18 mei 2016

BTW op scholenbouw zakt naar 6%

Door terugverdieneffecten en meeropbrengsten moet deze lastenverlaging, samen met andere verder uit te werken maatregelen in de bouwsector, voor de federale overheid tegen horizon 2019 30 miljoen  euro opleveren. Hierbij wordt rekening gehouden met o.a. de terugverdieneffecten ten bate van de federale overheid: meer investeringen genereert meer tewerkstelling, wat op zijn beurt de fiscale inkomsten en de sociale bijdragen doet stijgen.

Vicepremier Kris Peeters: “Dit is een belangrijke lastenverlaging voor de Vlaamse Regering in haar ambitie om de scholenbouw in Vlaanderen verder te versnellen. Door de uitbreiding van het verlaagde BTW-tarief zal ook de privé-sector, ik denk aan onze bouwsector die onder zware druk staat, zich kunnen versterken. In het kader van de taxshift hebben we beslist om voor de bouwsector, een sleutelspeler in onze economie, een totaalpakket aan specifieke maatregelen uit te werken in overleg met de sector. Dit is er alvast 1 van.”

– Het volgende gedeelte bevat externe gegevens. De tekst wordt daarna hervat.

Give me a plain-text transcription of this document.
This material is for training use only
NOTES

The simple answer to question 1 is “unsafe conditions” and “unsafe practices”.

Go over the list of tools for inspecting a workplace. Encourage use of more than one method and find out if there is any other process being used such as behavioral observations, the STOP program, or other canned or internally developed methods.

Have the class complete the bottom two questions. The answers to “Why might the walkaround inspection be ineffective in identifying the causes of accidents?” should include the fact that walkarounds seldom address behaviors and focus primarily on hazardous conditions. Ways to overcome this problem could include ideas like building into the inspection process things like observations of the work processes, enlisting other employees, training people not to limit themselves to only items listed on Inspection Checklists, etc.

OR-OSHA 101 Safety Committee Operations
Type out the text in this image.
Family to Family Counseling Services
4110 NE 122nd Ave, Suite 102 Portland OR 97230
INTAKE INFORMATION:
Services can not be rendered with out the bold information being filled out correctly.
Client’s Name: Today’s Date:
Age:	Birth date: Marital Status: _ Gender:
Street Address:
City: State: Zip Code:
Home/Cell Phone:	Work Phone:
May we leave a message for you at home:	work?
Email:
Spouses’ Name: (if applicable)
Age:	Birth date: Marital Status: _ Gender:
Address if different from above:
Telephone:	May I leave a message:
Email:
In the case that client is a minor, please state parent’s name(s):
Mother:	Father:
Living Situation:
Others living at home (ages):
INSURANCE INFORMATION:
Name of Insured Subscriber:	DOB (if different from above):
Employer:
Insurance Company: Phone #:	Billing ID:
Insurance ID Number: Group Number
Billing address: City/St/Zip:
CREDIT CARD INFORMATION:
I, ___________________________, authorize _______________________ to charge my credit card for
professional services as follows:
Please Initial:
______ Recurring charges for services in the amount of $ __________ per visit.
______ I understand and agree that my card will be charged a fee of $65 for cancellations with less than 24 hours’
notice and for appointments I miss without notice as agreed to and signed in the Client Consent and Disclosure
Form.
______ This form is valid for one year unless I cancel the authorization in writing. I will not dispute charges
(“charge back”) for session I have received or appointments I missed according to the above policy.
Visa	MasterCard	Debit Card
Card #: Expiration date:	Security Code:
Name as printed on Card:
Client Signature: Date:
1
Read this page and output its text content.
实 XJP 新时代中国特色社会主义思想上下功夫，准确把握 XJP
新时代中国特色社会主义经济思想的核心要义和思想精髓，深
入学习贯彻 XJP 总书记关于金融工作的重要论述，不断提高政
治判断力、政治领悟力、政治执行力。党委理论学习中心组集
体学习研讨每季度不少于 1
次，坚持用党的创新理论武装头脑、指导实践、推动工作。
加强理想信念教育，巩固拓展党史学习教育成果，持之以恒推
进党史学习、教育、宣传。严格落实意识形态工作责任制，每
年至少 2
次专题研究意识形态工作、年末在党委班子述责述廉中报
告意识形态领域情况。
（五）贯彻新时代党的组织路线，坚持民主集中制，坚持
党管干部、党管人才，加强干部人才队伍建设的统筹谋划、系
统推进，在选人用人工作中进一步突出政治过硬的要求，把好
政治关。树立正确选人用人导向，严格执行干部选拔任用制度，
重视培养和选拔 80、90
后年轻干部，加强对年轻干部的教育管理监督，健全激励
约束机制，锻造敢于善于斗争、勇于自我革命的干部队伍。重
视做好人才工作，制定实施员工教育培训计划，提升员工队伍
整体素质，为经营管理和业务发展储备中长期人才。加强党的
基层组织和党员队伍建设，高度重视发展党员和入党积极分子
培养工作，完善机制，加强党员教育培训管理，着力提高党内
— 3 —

Het scholenbouwbeleid in Vlaanderen kent twee grote uitdagingen. Enerzijds is er de historische onderhoudsachterstand waardoor een groot deel van de schoolgebouwen verouderd zijn. Dit leidt bijgevolg tot een lange wachttijd om schoolbouwsubsidies te ontvangen. Anderzijds zijn er de dringende  noden om extra schoolcapaciteit te realiseren in specifieke gemeenten en regio’s. Dit dreigend capaciteitstekort in het basisonderwijs vandaag en in het secundair onderwijs de eerstvolgende jaren manifesteert zich het sterkst in en rond een aantal grootsteden (Antwerpen, Gent, Brussels Hoofdstedelijk Gewest en de Vlaamse rand).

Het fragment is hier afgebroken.